European Commission Approves 900 Million Euro French State Aid Program for Renewable Energy Sources; Finnish Government Calls for Temporary Crisis Aid to Boost Competitiveness, Discussions on Future of Internal Market Continue at European Council

France’s nearly one billion euro state aid program gains approval from the EU Commission

The European Commission has recently approved a 900 million euro French state aid program to support companies investing in renewable energy sources. This move is seen as a significant step towards a zero-emissions economy while ensuring fair competition in the EU internal market. Earlier this year, the Commission approved 902 million euros in government support for a battery factory in Germany, highlighting the importance of subsidies in attracting investments.

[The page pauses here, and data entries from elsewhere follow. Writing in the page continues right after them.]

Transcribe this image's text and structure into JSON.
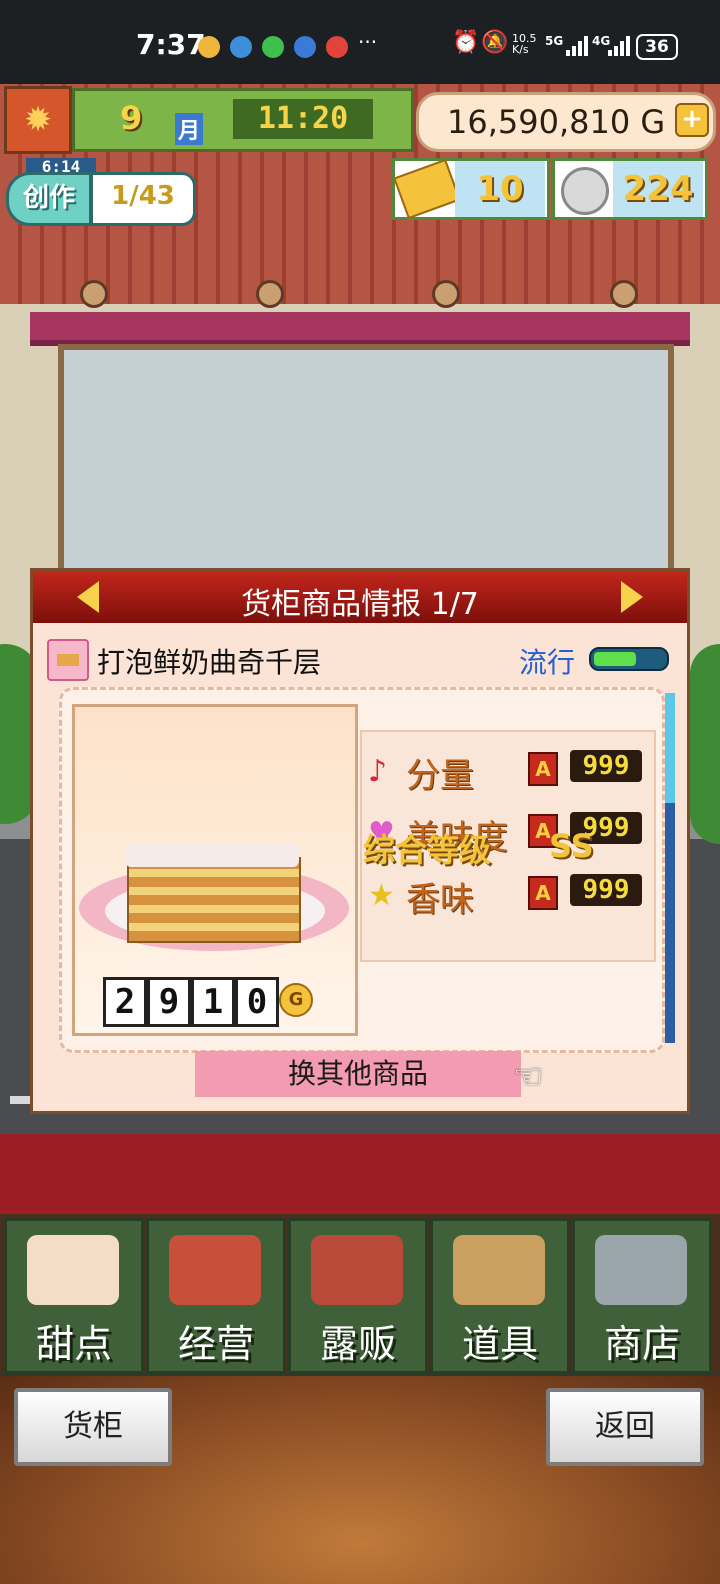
{
  "status_bar": {
    "time": "7:37",
    "more": "···",
    "net_speed_top": "10.5",
    "net_speed_bottom": "K/s",
    "net1": "5G",
    "net2": "4G",
    "battery": "36"
  },
  "hud": {
    "month": "9",
    "month_label": "月",
    "clock": "11:20",
    "money": "16,590,810 G",
    "create_timer": "6:14",
    "create_label": "创作",
    "create_count": "1/43",
    "tickets": "10",
    "medals": "224"
  },
  "panel": {
    "title": "货柜商品情报 1/7",
    "item_name": "打泡鲜奶曲奇千层",
    "trend_label": "流行",
    "trend_level": 0.6,
    "price_digits": [
      "2",
      "9",
      "1",
      "0"
    ],
    "price_unit": "G",
    "stats": [
      {
        "label": "分量",
        "icon": "music-note-icon",
        "grade": "A",
        "value": "999"
      },
      {
        "label": "美味度",
        "icon": "heart-icon",
        "grade": "A",
        "value": "999"
      },
      {
        "label": "香味",
        "icon": "star-icon",
        "grade": "A",
        "value": "999"
      }
    ],
    "overall_label": "综合等级",
    "overall_value": "SS",
    "swap_button": "换其他商品"
  },
  "nav": {
    "items": [
      {
        "label": "甜点",
        "icon": "cake-icon"
      },
      {
        "label": "经营",
        "icon": "shop-icon"
      },
      {
        "label": "露贩",
        "icon": "food-truck-icon"
      },
      {
        "label": "道具",
        "icon": "gear-bag-icon"
      },
      {
        "label": "商店",
        "icon": "cart-icon"
      }
    ]
  },
  "bottom": {
    "left_button": "货柜",
    "right_button": "返回"
  },
  "colors": {
    "panel_header": "#c2271c",
    "trend_label": "#2460d0",
    "nav_green": "#3f6038",
    "swap_button": "#f39bb1"
  }
}
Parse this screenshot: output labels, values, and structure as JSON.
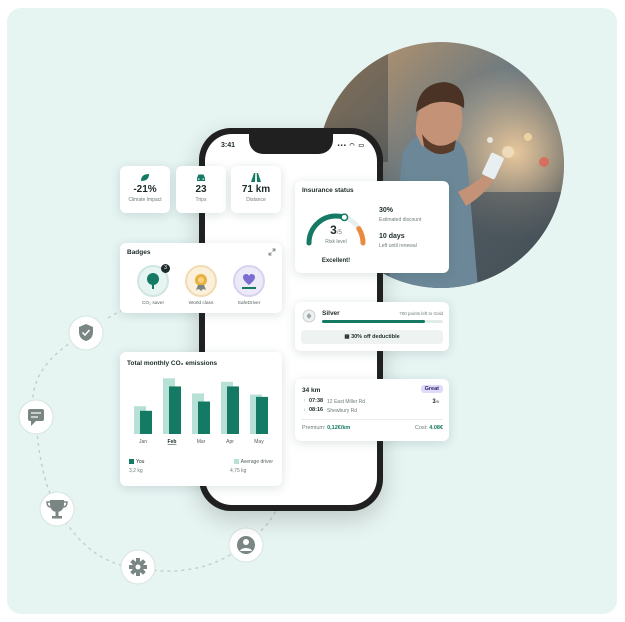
{
  "colors": {
    "accent": "#157a63",
    "accent_light": "#b7e0d6",
    "orange": "#e98a3f",
    "background": "#e6f4f2",
    "great_badge_bg": "#dfdafc"
  },
  "phone": {
    "time": "3:41",
    "signal": "▪▪▪ ◠ ▭"
  },
  "stats": [
    {
      "icon": "leaf-icon",
      "value": "-21%",
      "label": "Climate Impact"
    },
    {
      "icon": "car-icon",
      "value": "23",
      "label": "Trips"
    },
    {
      "icon": "road-icon",
      "value": "71 km",
      "label": "Distance"
    }
  ],
  "insurance": {
    "title": "Insurance status",
    "risk_value": "3",
    "risk_max": "/5",
    "risk_label": "Risk level",
    "risk_fraction": 0.6,
    "rating": "Excellent!",
    "discount_value": "30%",
    "discount_label": "Estimated discount",
    "renewal_value": "10 days",
    "renewal_label": "Left until renewal"
  },
  "badges": {
    "title": "Badges",
    "expand_icon": "expand-icon",
    "items": [
      {
        "label": "CO₂ saver",
        "count": "3"
      },
      {
        "label": "World class",
        "count": ""
      },
      {
        "label": "SafeDriver",
        "count": ""
      }
    ]
  },
  "tier": {
    "name": "Silver",
    "points_text": "700 points left to Gold",
    "progress": 0.85,
    "deductible_text": "30% off deductible"
  },
  "trip": {
    "distance": "34 km",
    "rating": "Great",
    "start_time": "07:38",
    "start_place": "12 East Miller Rd",
    "end_time": "08:16",
    "end_place": "Shewbury Rd",
    "score": "3",
    "score_max": "/5",
    "premium_label": "Premium:",
    "premium_value": "0,12€/km",
    "cost_label": "Cost:",
    "cost_value": "4.08€"
  },
  "emissions": {
    "title": "Total monthly CO₂ emissions",
    "legend_you": "You",
    "legend_you_value": "3,2 kg",
    "legend_avg": "Average driver",
    "legend_avg_value": "4,75 kg"
  },
  "chart_data": {
    "type": "bar",
    "title": "Total monthly CO₂ emissions",
    "categories": [
      "Jan",
      "Feb",
      "Mar",
      "Apr",
      "May"
    ],
    "selected": "Feb",
    "series": [
      {
        "name": "You",
        "values": [
          2.0,
          4.1,
          2.8,
          4.1,
          3.2
        ]
      },
      {
        "name": "Average driver",
        "values": [
          2.4,
          4.8,
          3.5,
          4.5,
          3.4
        ]
      }
    ],
    "ylim": [
      0,
      5
    ],
    "grid": false,
    "legend": "bottom"
  },
  "orbit_icons": [
    "shield-check-icon",
    "chat-icon",
    "trophy-icon",
    "gear-icon",
    "user-icon"
  ]
}
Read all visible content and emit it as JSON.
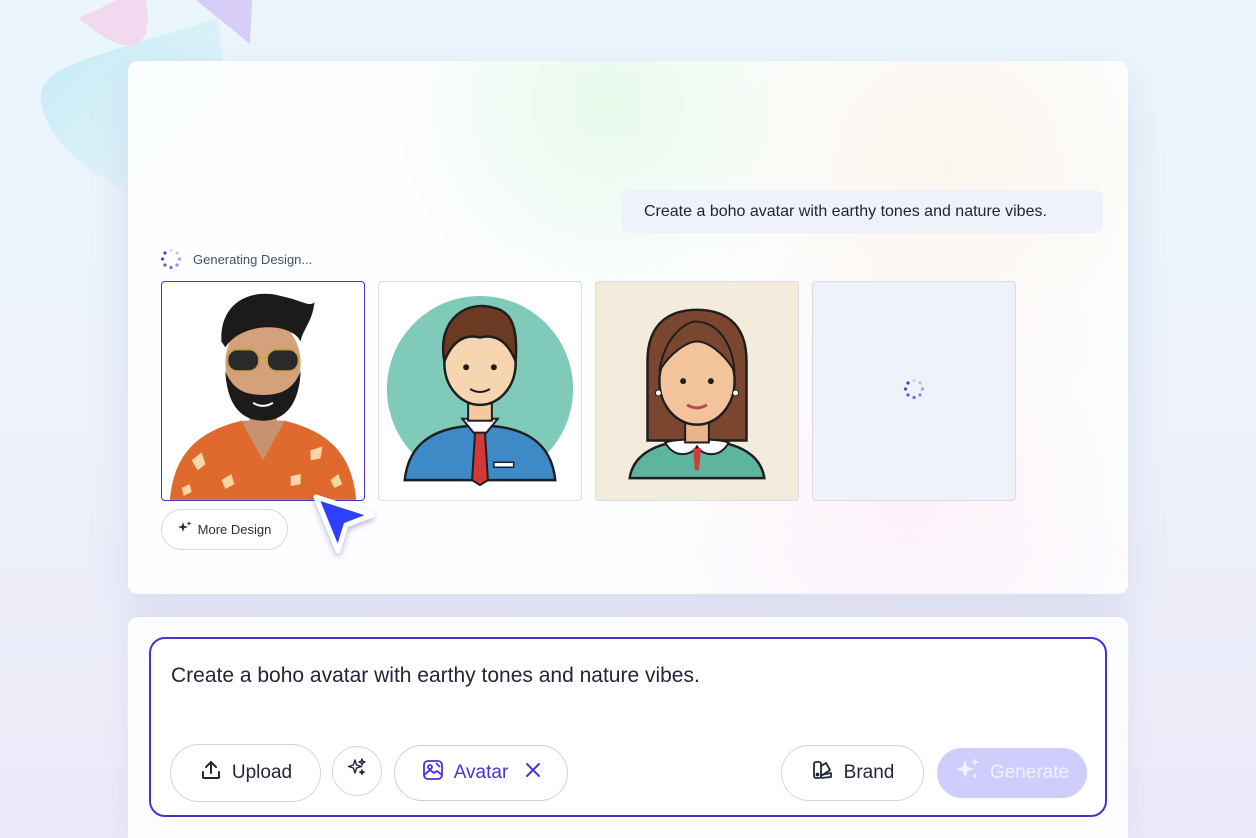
{
  "colors": {
    "accent": "#4733d2",
    "generate_bg": "#cfcdfb",
    "loading_bg": "#eff2fb"
  },
  "preview": {
    "prompt_bubble": "Create a boho avatar with earthy tones and nature vibes.",
    "status_text": "Generating Design...",
    "thumbnails": [
      {
        "name": "avatar-man-sunglasses",
        "state": "selected"
      },
      {
        "name": "avatar-man-tie",
        "state": "done"
      },
      {
        "name": "avatar-woman-collar",
        "state": "done"
      },
      {
        "name": "avatar-loading",
        "state": "loading"
      }
    ],
    "more_design_label": "More Design"
  },
  "composer": {
    "input_value": "Create a boho avatar with earthy tones and nature vibes.",
    "upload_label": "Upload",
    "tag_label": "Avatar",
    "brand_label": "Brand",
    "generate_label": "Generate"
  },
  "icons": [
    "spinner-icon",
    "sparkle-icon",
    "upload-icon",
    "magic-wand-icon",
    "image-edit-icon",
    "close-icon",
    "brand-palette-icon",
    "cursor-arrow-icon"
  ]
}
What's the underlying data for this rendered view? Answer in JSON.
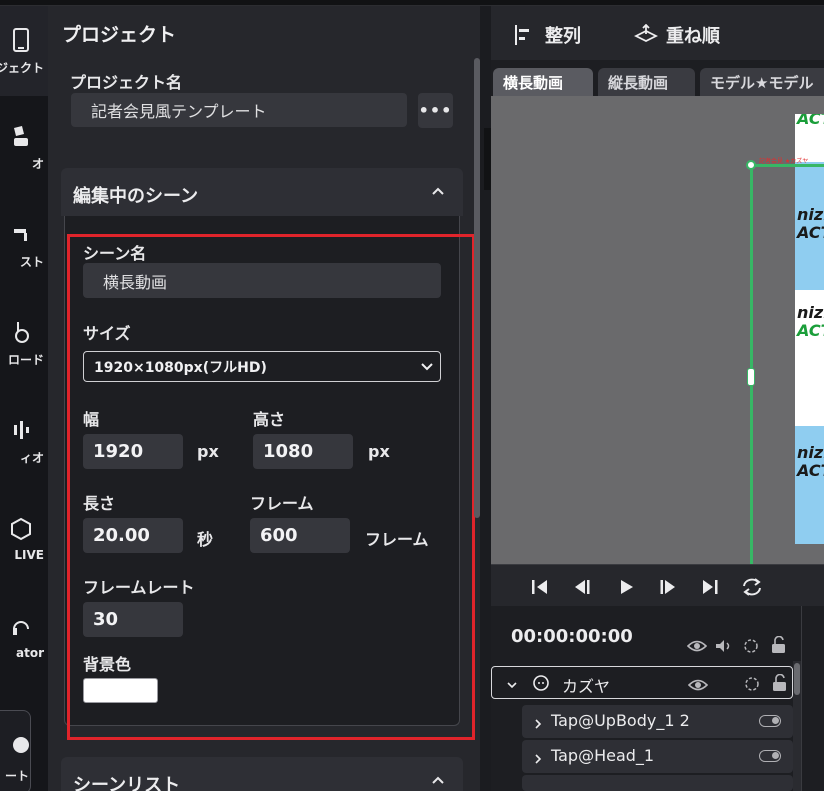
{
  "rail": {
    "items": [
      {
        "label": "ジェクト",
        "icon": "phone-icon"
      },
      {
        "label": "オ",
        "icon": "character-icon"
      },
      {
        "label": "スト",
        "icon": "pin-icon"
      },
      {
        "label": "ロード",
        "icon": "upload-icon"
      },
      {
        "label": "ィオ",
        "icon": "audio-icon"
      },
      {
        "label": "LIVE",
        "icon": "live-icon"
      },
      {
        "label": "ator",
        "icon": "headset-icon"
      },
      {
        "label": "ート",
        "icon": "support-icon"
      }
    ]
  },
  "panel": {
    "title": "プロジェクト",
    "project_name_label": "プロジェクト名",
    "project_name_value": "記者会見風テンプレート",
    "more_label": "•••"
  },
  "scene": {
    "section_title": "編集中のシーン",
    "name_label": "シーン名",
    "name_value": "横長動画",
    "size_label": "サイズ",
    "size_value": "1920×1080px(フルHD)",
    "width_label": "幅",
    "width_value": "1920",
    "width_unit": "px",
    "height_label": "高さ",
    "height_value": "1080",
    "height_unit": "px",
    "length_label": "長さ",
    "length_value": "20.00",
    "length_unit": "秒",
    "frame_label": "フレーム",
    "frame_value": "600",
    "frame_unit": "フレーム",
    "framerate_label": "フレームレート",
    "framerate_value": "30",
    "bgcolor_label": "背景色",
    "bgcolor_value": "#ffffff"
  },
  "scene_list": {
    "section_title": "シーンリスト"
  },
  "toolbar": {
    "align_label": "整列",
    "order_label": "重ね順"
  },
  "tabs": [
    {
      "label": "横長動画",
      "active": true
    },
    {
      "label": "縦長動画",
      "active": false
    },
    {
      "label": "モデル★モデル",
      "active": false
    }
  ],
  "preview": {
    "texts": [
      "ACT",
      "nizi",
      "ACT",
      "nizi",
      "ACT",
      "nizi",
      "ACT"
    ],
    "tiny_label": "記者会見 ★カズヤ"
  },
  "timeline": {
    "timecode": "00:00:00:00",
    "rows": [
      {
        "label": "カズヤ",
        "type": "group"
      },
      {
        "label": "Tap@UpBody_1 2",
        "type": "child"
      },
      {
        "label": "Tap@Head_1",
        "type": "child"
      }
    ]
  },
  "colors": {
    "highlight": "#e0242b",
    "guide": "#37b765",
    "accent_bg": "#26272c"
  }
}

The Finnish government has emphasized the need for temporary crisis aid to avoid distorting competition and weakening the internal market. Discussions on the future of the internal market are ongoing, with a focus on competitiveness and attracting green and digital investments. The Finnish Confederation of Business and Industry has called for new tools to enhance Finland’s competitive position, including tax incentives and new investment instruments at the EU level.

Looking ahead, discussions on strengthening Finland’s competitive position will continue, with a proposed tax relief or exemption model to attract foreign investments. The European Council is expected to address these issues at an extraordinary summit in April, aiming to secure strategic investments for the future. The EU’s state aid rules have been extended multiple times, with a focus on promoting green technologies and transition to renewable energy sources. Former Prime Minister of Italy Enrico Letta is currently reporting to the European Council on the internal market’s future.